Niektórzy montują w swoich domach klimatyzatory myśląc, że to świetne rozwiązanie na letnie upały. Jednak większość klimatyzatorów zasadniczo, nie służy do wymiany powietrza na świeże, ale raczej do schłodzenia powietrza, które krąży w naszych pomieszczeniach. Powietrze w domu jest niestety zawilgocone od naszego oddychania, od gotowania, kąpieli itp.. W nowo wybudowanych domach, dodatkowo mogą przez jakiś czas uwalniać się substancje szkodliwe, pochodzące z farb, lakierów i innych materiałów budowlanych. Skutek jest taki, że w domu zaczyna pojawiać się pleśń i grzyb.

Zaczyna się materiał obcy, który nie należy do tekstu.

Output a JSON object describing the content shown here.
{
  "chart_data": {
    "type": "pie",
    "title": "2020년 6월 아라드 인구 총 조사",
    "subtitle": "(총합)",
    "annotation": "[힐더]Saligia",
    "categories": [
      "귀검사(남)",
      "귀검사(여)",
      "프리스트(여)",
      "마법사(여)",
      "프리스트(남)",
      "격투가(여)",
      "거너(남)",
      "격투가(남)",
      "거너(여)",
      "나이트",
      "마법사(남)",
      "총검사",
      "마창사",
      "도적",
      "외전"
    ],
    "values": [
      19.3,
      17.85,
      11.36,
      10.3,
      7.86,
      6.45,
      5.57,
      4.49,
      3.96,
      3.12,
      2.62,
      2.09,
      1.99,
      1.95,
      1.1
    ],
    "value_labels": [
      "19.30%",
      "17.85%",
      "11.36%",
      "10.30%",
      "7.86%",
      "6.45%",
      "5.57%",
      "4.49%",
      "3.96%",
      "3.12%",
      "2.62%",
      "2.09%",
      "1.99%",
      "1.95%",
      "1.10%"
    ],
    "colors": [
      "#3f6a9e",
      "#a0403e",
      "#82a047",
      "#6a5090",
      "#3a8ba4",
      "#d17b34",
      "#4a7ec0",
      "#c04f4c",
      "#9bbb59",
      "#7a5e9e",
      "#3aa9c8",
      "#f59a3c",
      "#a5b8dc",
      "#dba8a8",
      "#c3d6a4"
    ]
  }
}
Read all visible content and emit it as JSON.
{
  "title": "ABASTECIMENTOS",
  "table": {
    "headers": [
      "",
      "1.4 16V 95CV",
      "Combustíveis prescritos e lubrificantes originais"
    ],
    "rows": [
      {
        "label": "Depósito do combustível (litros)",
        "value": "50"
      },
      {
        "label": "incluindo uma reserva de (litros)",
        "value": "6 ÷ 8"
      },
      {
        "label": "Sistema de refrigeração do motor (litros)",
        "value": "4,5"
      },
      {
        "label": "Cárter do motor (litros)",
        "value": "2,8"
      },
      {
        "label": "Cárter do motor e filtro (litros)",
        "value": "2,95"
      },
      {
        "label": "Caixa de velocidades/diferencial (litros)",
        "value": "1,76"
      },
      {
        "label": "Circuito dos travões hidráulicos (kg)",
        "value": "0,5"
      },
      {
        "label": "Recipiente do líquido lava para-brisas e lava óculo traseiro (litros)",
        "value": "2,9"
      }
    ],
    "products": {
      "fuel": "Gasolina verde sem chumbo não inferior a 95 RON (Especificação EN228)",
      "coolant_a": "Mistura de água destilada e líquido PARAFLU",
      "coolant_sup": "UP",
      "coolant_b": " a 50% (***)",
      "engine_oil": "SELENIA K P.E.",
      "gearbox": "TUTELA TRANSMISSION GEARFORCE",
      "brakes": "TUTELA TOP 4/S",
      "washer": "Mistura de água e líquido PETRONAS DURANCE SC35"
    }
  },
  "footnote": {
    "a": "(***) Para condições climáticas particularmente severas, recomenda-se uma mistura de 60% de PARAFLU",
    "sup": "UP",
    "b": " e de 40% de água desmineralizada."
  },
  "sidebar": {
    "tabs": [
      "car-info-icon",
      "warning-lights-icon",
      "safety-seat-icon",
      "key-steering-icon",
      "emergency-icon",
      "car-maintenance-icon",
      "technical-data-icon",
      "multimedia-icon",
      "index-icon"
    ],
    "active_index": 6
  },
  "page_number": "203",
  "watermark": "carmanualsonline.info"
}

Dlatego najlepszym rozwiązaniem byłoby już na etapie kupna projektu, pomyśleć o zaprojektowaniu rekuperacji w naszym domu. Rekuperator wraz z systemem rur rozprowadzonych pod ziemią stale wymienia nasze powietrze na świeże. Powietrze przechodząc, przez specjalny system rur GWC, zakopanych na odpowiedniej głębokości pod ziemią, latem jest schładzane, a zimą dzięki naturalnej temperaturze pod gruntem, ogrzane, z mroźnego, aż do temperatury kilku stopni powyżej zera.
Sam rekuperator instalowany jest już wewnątrz budynku. Posiada on wentylator nawiewny i wywiewny. Ogrzewa powietrze napływające do domu, ciepłem pochodzącym z powietrza wywiewanego z domu. To znacznie obniża koszty ogrzewania zimą.
Chociaż koszt założenia u siebie Rekuperatora wraz z systemem rur GWC jest dość drogi, to jednak oznacza to oszczędność 20-30% kosztów ogrzewania. Dodatkowo mamy w domu zdrowe, osuszone z wilgoci i oczyszczone z zanieczyszczeń powietrze, co bardzo sprzyja naszemu zdrowiu. Wniosek nasuwa się więc sam - warto zainwestować pieniądze w rekuperacje.